Dalam RUPS tersebut, para pemegang saham sepakat untuk mengalokasikan Rp 5 miliar dari laba bersih sebagai dana cadangan. Langkah ini dilakukan untuk memenuhi ketentuan yang diamanatkan oleh Pasal 70 Undang-undang Nomor 40 Tahun 2007 tentang Perseroan Terbatas, sebagaimana telah mengalami perubahan sebagian melalui Undang-Undang Nomor 6 Tahun 2023 tentang Penetapan Peraturan Pemerintah Pengganti Undang-Undang Nomor 2 Tahun 2022 tentang Cipta Kerja menjadi Undang-Undang. Penggunaan dana cadangan ini nantinya akan disesuaikan dengan Anggaran Dasar Perseroan.
“Sisa laba, sejumlah Rp 107,84 miliar, akan ditambahkan ke saldo laba untuk mendukung keberlangsungan kegiatan usaha perseroan,” ungkap manajemen APLN dalam keterbukaan informasi pada Kamis (28/5/2026). Keputusan ini diambil sebagai strategi untuk memperkuat posisi keuangan perusahaan di tengah dinamika pasar properti.
Sebagai informasi tambahan, APLN mencatatkan laba tahun berjalan yang dapat diatribusikan kepada pemilik entitas induk, atau laba bersih, sebesar Rp 112,84 miliar pada tahun 2025. Angka ini menunjukkan penurunan signifikan sebesar 82,19% secara tahunan (Year-on-Year/YoY) dibandingkan dengan perolehan tahun sebelumnya yang mencapai Rp 633,86 miliar.

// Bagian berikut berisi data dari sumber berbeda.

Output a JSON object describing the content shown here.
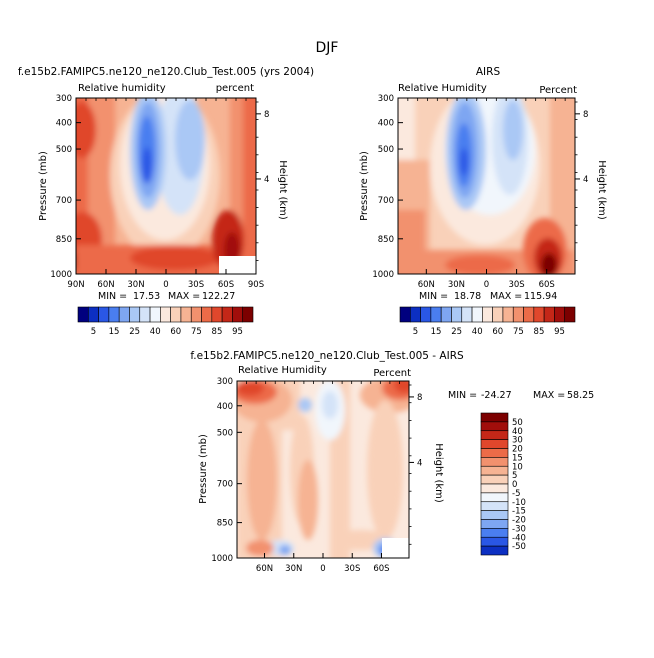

Penurunan juga terjadi pada penjualan dan pendapatan usaha APLN, yang tercatat sebesar Rp 3,56 triliun sepanjang tahun 2025, atau mengalami penurunan sebesar 36,05% YoY. Penjualan rumah tinggal tetap menjadi kontributor utama pendapatan dengan nilai mencapai Rp 1,06 triliun, diikuti oleh penjualan apartemen sebesar Rp 588,18 miliar, dan penjualan tanah sebesar Rp 247,18 miliar.

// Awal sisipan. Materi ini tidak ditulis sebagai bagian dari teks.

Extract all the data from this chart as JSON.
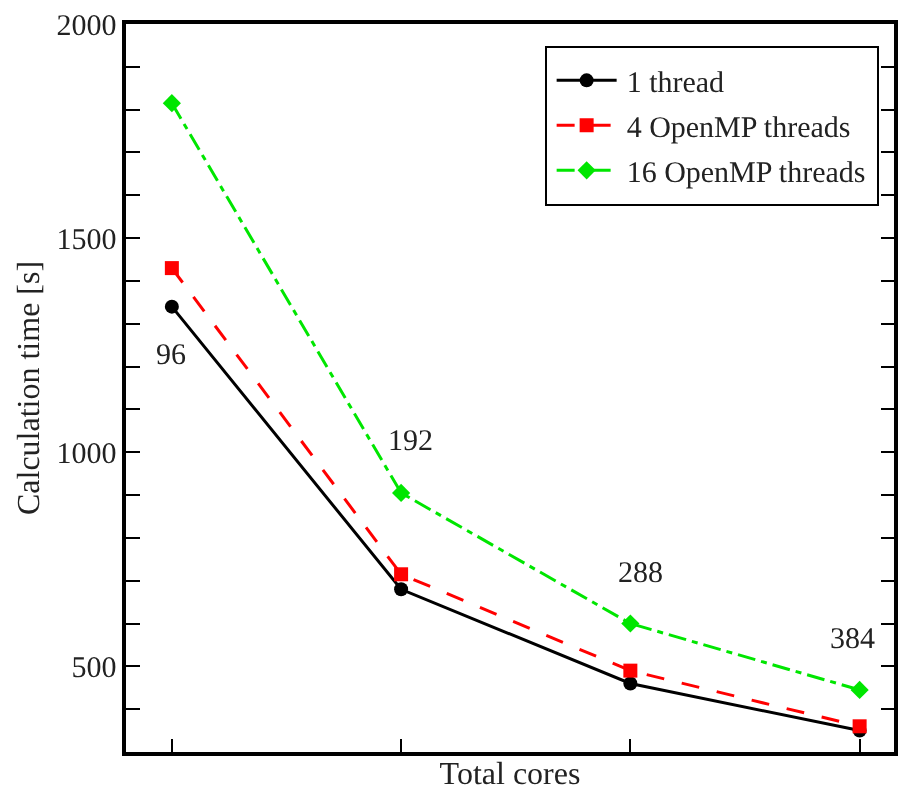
{
  "chart_data": {
    "type": "line",
    "xlabel": "Total cores",
    "ylabel": "Calculation time [s]",
    "categories": [
      null,
      null,
      null,
      null
    ],
    "ylim": [
      300,
      2000
    ],
    "yticks": [
      {
        "value": 400,
        "label": null
      },
      500,
      {
        "value": 600,
        "label": null
      },
      {
        "value": 700,
        "label": null
      },
      {
        "value": 800,
        "label": null
      },
      {
        "value": 900,
        "label": null
      },
      1000,
      {
        "value": 1100,
        "label": null
      },
      {
        "value": 1200,
        "label": null
      },
      {
        "value": 1300,
        "label": null
      },
      {
        "value": 1400,
        "label": null
      },
      1500,
      {
        "value": 1600,
        "label": null
      },
      {
        "value": 1700,
        "label": null
      },
      {
        "value": 1800,
        "label": null
      },
      {
        "value": 1900,
        "label": null
      },
      2000
    ],
    "tick_labels": "y",
    "legend": "top right",
    "series": [
      {
        "name": "1 thread",
        "color": "#000000",
        "marker": "circle",
        "line_style": "solid",
        "values": [
          1340,
          680,
          460,
          350
        ]
      },
      {
        "name": "4 OpenMP threads",
        "color": "#ff0000",
        "marker": "square",
        "line_style": "dashed",
        "values": [
          1430,
          715,
          490,
          360
        ]
      },
      {
        "name": "16 OpenMP threads",
        "color": "#00e600",
        "marker": "diamond",
        "line_style": "dashdot",
        "values": [
          1815,
          905,
          600,
          445
        ]
      }
    ],
    "annotations": [
      "96",
      "192",
      "288",
      "384"
    ]
  }
}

Di sektor properti komersial, APLN juga mencatatkan penjualan yang cukup signifikan dari rumah toko (ruko), dengan nilai mencapai Rp 243,49 miliar. Kontribusi ini menunjukkan diversifikasi pendapatan APLN di berbagai segmen properti.
Lebih lanjut, APLN berhasil mencatatkan pendapatan berulang (recurring income) sebesar Rp 1,36 triliun pada tahun 2025. Pendapatan ini bersumber dari bisnis perhotelan, penyewaan pusat perbelanjaan, serta pendapatan lainnya. Pendapatan berulang ini menjadi salah satu pilar penting dalam menjaga stabilitas keuangan APLN.

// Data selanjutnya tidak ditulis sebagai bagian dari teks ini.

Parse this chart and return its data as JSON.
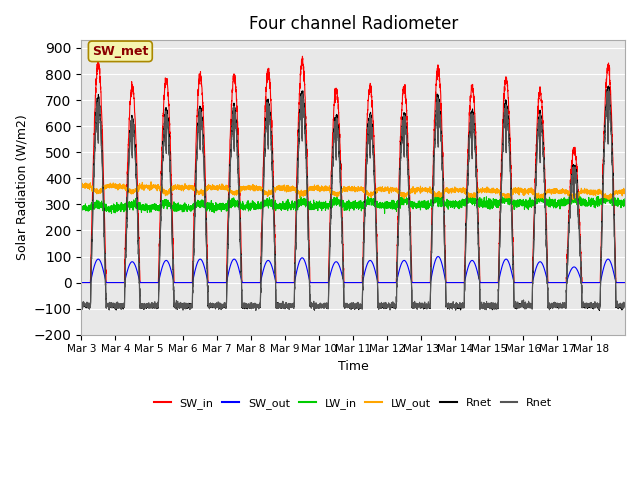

Saat ini, APLN memiliki dan mengoperasikan sejumlah hotel ternama seperti Pullman Grand Central Bandung dan Hotel Indigo Bali Seminyak Beach. Selain itu, perusahaan juga memiliki portofolio pusat perbelanjaan yang luas, termasuk Senayan City, Kuningan City, Baywalk Mall, Emporium Pluit Mall, Central Park Mall, Central Park 2, Festival Citylink, DeliPark Mall Medan, dan Plaza Balikpapan. Portofolio aset yang beragam ini menjadi kekuatan APLN dalam menghadapi tantangan di industri properti.
Ringkasan
PT Agung Podomoro Land Tbk (APLN) memutuskan untuk tidak membagikan dividen dari tahun buku 2025. Keputusan ini disetujui dalam Rapat Umum Pemegang Saham (RUPS) Tahunan. Sejumlah Rp 5 miliar dari laba bersih dialokasikan sebagai dana cadangan sesuai dengan ketentuan Undang-undang Perseroan Terbatas.
Sisa laba sebesar Rp 107,84 miliar akan ditambahkan ke saldo laba untuk mendukung keberlangsungan usaha perseroan. Laba bersih APLN tercatat sebesar Rp 112,84 miliar pada 2025, mengalami penurunan signifikan. Penjualan dan pendapatan usaha juga menurun menjadi Rp 3,56 triliun.